Is there a future for stem cell therapies that don’t use embryonic stem cells? An international study involving EPFL has raised doubts, by showing that “reprogramming” adult stem cells leads to genetic aberrations.
It’s a discordant note in the symphony of good news that usually accompanies stem cell research announcements. Stem cells hold enormous promise in regenerative medicine, thanks to their ability to regenerate diseased or damaged tissues. They have made it possible to markedly improve the effectiveness of many medical treatments – muscle regeneration in cases of dystrophy, skin grafts for treating burn victims, and the treatment of leukemia via bone marrow transplants.
The problem is obtaining them. Those that are the true source of life, in the first days of embryonic development, are of course the most highly sought after; still undifferentiated, they are “pluripotent,” meaning they can evolve into liver, muscle, eye – any kind of cell. But the issue of how to obtain them clearly raises insurmountable ethical questions.

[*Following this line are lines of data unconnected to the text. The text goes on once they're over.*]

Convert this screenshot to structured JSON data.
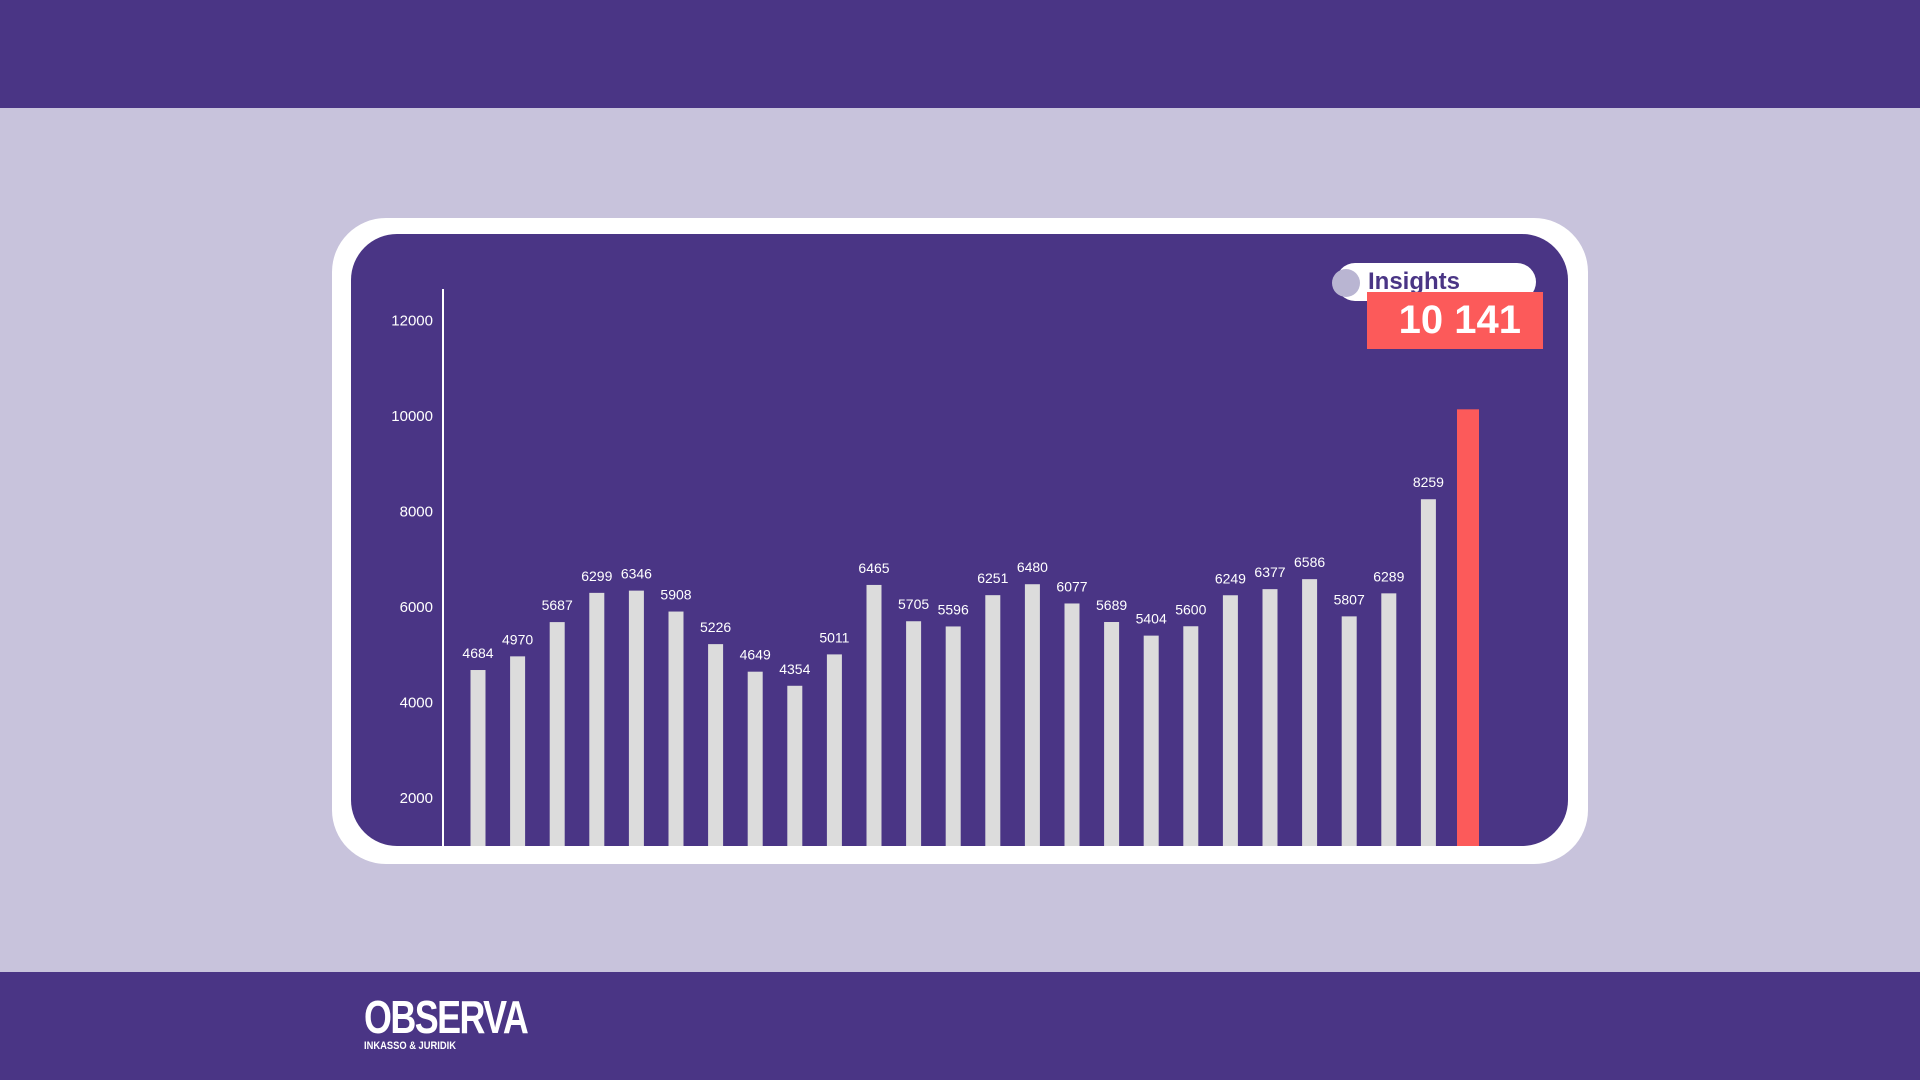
{
  "colors": {
    "band": "#4a3585",
    "background": "#c8c3dc",
    "card": "#ffffff",
    "plot_area": "#4a3585",
    "bar": "#dcdcdc",
    "highlight": "#fc5a5a",
    "text": "#ffffff"
  },
  "insights": {
    "label": "Insights",
    "value": "10 141"
  },
  "logo": {
    "name": "OBSERVA",
    "tagline": "INKASSO & JURIDIK"
  },
  "chart_data": {
    "type": "bar",
    "title": "",
    "xlabel": "",
    "ylabel": "",
    "ylim": [
      1000,
      12700
    ],
    "yticks": [
      2000,
      4000,
      6000,
      8000,
      10000,
      12000
    ],
    "grid": false,
    "legend": "none",
    "values": [
      4684,
      4970,
      5687,
      6299,
      6346,
      5908,
      5226,
      4649,
      4354,
      5011,
      6465,
      5705,
      5596,
      6251,
      6480,
      6077,
      5689,
      5404,
      5600,
      6249,
      6377,
      6586,
      5807,
      6289,
      8259,
      10141
    ],
    "value_labels": [
      "4684",
      "4970",
      "5687",
      "6299",
      "6346",
      "5908",
      "5226",
      "4649",
      "4354",
      "5011",
      "6465",
      "5705",
      "5596",
      "6251",
      "6480",
      "6077",
      "5689",
      "5404",
      "5600",
      "6249",
      "6377",
      "6586",
      "5807",
      "6289",
      "8259",
      ""
    ],
    "highlight_index": 25
  }
}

“In this regard, the recent discovery of the “reprogramming” phenomenon, by which somatic cells can be induced to convert to a pluripotent state simply by forcing the expression of a few genes, opens a phenomenal number of possibilities in regenerative medicine,” says Didier Trono, Dean of the EPFL School of Life Sciences.
“Imagine, for example, collecting a few cells from the hair follicle of a hemophiliac patient, reprogramming them to the pluripotentiality of their embryonic precursor, correcting the mutation responsible for the coagulation disorder that plagues the patient, and then re-administering them, genetically “cured,” after having orchestrated a differentiation into fully functional progeny.”
Increased risks for cancer?
But a study that has just been published in the journal Cell Death and Differentiation, to be followed by two articles in the journal Nature, is dampening those hopes. Conducted by the Department of Biochemistry at the University of Geneva and the European Institute of Oncology in Milan, with the participation of Trono’s laboratory, it concludes that these reprogrammed cells exhibit a “genomic instability” that appears to be caused by the process used to return the cells to their embryonic state.
Even more serious, the genetic mutations observed resemble mutations that are found in cancer cells. The scientists draw the conclusion that reprogrammed stem cells need to be extensively investigated before they can even be considered for use in regenerative medicine.
The experiments were done using mouse mammary and fibroblast cells. The researchers used three different processes for reprogramming the cells to a “stem,” or embryonic, state. The first method was developed expressly for this study, and the others have already been well documented.
Yet all the processes led to the same, implacable conclusion: the genetic anomalies multiplied, in a manner that seems to indicate that they are inherent to the reprogramming process itself, which typically makes use of oncogenes. “Interestingly, oncogenes have the potential to induce genomic instability,” the authors explain.
These results underline the necessity of conducting further studies. First, to see if the genetic anomalies are serious enough to compromise the function and stability of cells regenerated using the reprogrammed cells; and second, to “refine the methods used for generating induced pluripotent cells, in order to avoid this problem. These results will thus motivate scientists to come up with a solution,” concludes Trono.